The joining of mathematics and biology is a fascinating endeavor and is just getting under way, says William Faris, a mathematician at the University of Arizona. Connecting quantum mechanics directly to biology is much more speculative. I frankly am skeptical that the bee dance is related to quantum mechanics. The mathematics she uses may be related to a completely different explanation of the bee dance. This is the universality of mathematics. To venture into quantum mechanics may be a distraction.
Shipman isn’t the first scientist to go out on a limb trying to link biology to quantum mechanics. Physicist Roger Penrose of Oxford University has postulated that nerve cells have incredibly tiny tubes that serve as quantum mechanical detectors, and other physicists have expressed similar ideas, but they are by no means widely accepted.
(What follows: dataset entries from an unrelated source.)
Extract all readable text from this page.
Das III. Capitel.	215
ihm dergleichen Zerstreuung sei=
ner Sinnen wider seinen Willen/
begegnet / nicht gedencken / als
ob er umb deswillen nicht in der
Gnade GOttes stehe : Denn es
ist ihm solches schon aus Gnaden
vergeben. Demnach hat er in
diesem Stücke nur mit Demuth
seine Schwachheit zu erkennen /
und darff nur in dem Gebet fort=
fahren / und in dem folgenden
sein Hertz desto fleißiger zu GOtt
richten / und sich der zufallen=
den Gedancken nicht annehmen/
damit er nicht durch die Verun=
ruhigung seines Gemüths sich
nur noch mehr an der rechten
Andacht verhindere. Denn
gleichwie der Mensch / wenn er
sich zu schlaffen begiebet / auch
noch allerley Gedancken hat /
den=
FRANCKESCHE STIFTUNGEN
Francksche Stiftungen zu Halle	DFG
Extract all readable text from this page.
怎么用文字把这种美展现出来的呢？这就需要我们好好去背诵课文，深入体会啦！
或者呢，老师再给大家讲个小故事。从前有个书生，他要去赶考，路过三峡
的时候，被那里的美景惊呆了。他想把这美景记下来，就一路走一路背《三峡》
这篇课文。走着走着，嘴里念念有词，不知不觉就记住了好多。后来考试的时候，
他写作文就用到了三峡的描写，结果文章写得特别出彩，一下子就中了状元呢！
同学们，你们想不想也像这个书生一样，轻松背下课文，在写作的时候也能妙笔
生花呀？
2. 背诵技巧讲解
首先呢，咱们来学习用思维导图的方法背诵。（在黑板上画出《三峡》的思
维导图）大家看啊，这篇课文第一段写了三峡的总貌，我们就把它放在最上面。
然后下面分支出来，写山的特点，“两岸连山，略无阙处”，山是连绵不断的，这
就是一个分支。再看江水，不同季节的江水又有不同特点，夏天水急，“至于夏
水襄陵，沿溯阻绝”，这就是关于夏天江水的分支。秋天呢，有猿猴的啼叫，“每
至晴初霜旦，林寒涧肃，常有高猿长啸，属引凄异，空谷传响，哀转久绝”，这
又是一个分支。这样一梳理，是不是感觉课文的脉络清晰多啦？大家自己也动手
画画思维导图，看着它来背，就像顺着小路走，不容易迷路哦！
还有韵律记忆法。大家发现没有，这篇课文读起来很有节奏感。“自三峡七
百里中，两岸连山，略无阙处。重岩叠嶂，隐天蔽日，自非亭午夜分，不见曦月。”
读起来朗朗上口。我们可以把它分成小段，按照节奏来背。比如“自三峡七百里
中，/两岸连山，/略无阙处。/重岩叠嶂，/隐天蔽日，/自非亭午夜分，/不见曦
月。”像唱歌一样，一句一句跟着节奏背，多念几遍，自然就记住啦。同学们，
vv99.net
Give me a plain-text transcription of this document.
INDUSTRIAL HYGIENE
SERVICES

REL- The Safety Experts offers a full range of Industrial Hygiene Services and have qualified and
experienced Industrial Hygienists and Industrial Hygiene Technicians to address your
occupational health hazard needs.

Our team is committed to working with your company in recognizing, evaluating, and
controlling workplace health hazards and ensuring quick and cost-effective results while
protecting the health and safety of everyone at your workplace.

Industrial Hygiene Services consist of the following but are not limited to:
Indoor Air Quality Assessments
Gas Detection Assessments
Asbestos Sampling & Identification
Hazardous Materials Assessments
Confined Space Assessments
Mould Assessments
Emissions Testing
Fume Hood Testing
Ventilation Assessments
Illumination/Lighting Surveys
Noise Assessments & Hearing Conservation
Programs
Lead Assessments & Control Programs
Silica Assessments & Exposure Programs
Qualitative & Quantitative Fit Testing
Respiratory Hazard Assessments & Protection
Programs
It is risky for a young scientist to take on a radical theory. Championing an unproved or unpopular idea is a good way to put your academic career on permanent hold. My thesis adviser was worried, too, says Shipman. He was happy to know that I am beginning collaborations with biologists.
However, Shipman is too excited about the ideas to care about the risk. To make discoveries that cross disciplines, someone has to start. I know there is always resistance to new ideas, especially if you are approaching the problem from a different perspective. Sometimes theory comes before discovery and points the way toward the right questions to ask. I hope this research stimulates other researchers’ imaginations.